We went the next day and shaken we were, indeed. I'm anything but a radical, but when the film ended, I was in such a fury against the powers that be that I felt like throwing up. If I were 18, I would have enrolled in the Naomi Klein club.

Unfortunately, Inside Job had not been hyped in the media. No wonder I almost missed it, although it had been playing since October at Montreal's AMC Forum. I discovered that, even in the major English Canadian and American daily newspapers, this documentary had hardly been mentioned, except for several complimentary articles.

Of course, I knew the main lines of the financial crisis. But the devil was in the details. Mr. Ferguson, the producer-director of Inside Job, connects the dots and provides us with a clear and shocking picture of what happened.

His major point is that, contrary to what many financial experts pretend, the crisis was not unavoidable. It was not the mere product of greedy bankers running a machine that somehow took on a life of its own, destroying millions of lives throughout the world as it furiously evolved like some sort of financial tsunami.

The crisis, Mr. Ferguson explains, was triggered by political decisions – in particular, by the steadfast refusal of American presidents from Ronald Reagan to Bill Clinton to George Bush to impose a set of regulations on Wall Street.

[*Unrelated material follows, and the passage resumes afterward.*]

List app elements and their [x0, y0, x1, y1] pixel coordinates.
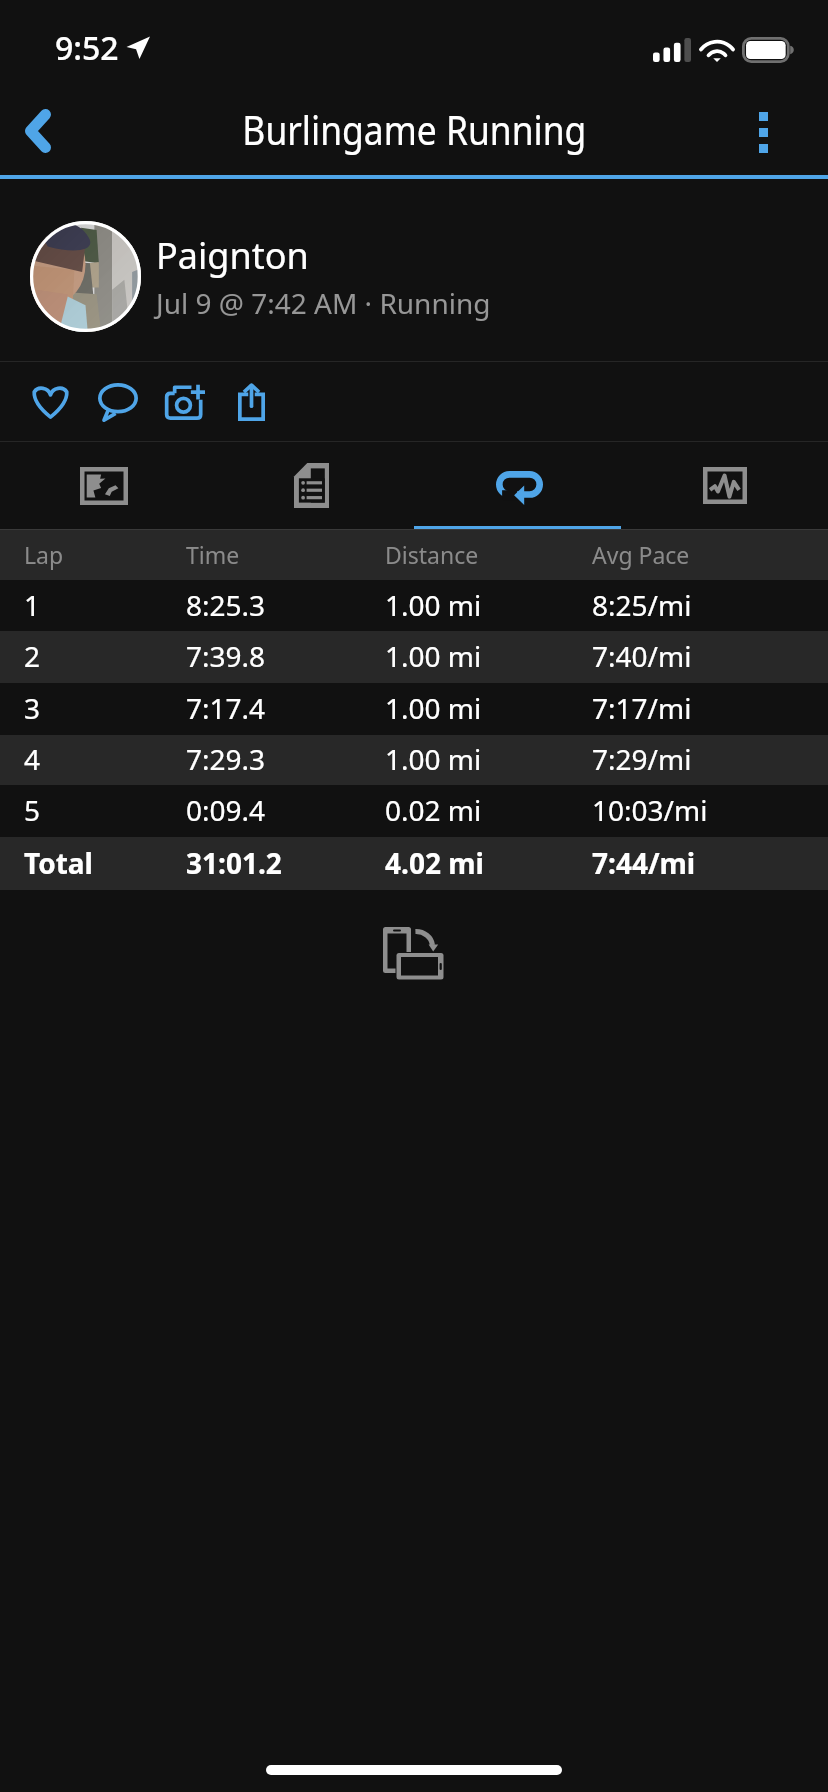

The political culprits were Republicans as well as Democrats. They were advised by economists who believed in deregulation, this belief presumably reinforced by the fact that many of these economists – the brightest lights of the best American universities – were financially linked, either as highly paid advisers or as board members, to the financial institutions that wanted to be free from state-imposed control. Meantime, the supposedly independent credit-ratings agencies were giving top marks to the toxic investments that precipitated the crisis.

Inside Job exposes these giant conflicts of interest with stunning cinematographic techniques and dramatic interviews, yet always in a serious and well-documented manner, making the demonstration much more damning than Michael Moore's clownish tactics.

The documentary ends on an especially depressing note, at least for those who hoped that Barack Obama was going to change things. Far from punishing Wall Street for what could be seen as a financial crime against humanity, the new President reappointed some of the main culprits of the crisis to the same positions of control – Lawrence Summers at the National Economic Council, Ben Bernanke at the Federal Reserve, and so on. (Since the film was released, Mr. Summers was replaced as NEC director by Gene Sperling, an economist who had received nearly $900,000 from Goldman Sachs in 2008 for various consulting jobs.)

Inside Job is not a diatribe against capitalism or the free-market economy. It calls for more regulations over the financial institutions and for a cap to the indecent remunerations of the Wall Street supremos. There's certainly something to be learned from Canada, which avoided the brunt of the crisis in part because our banks are subject to more government control than in the United States.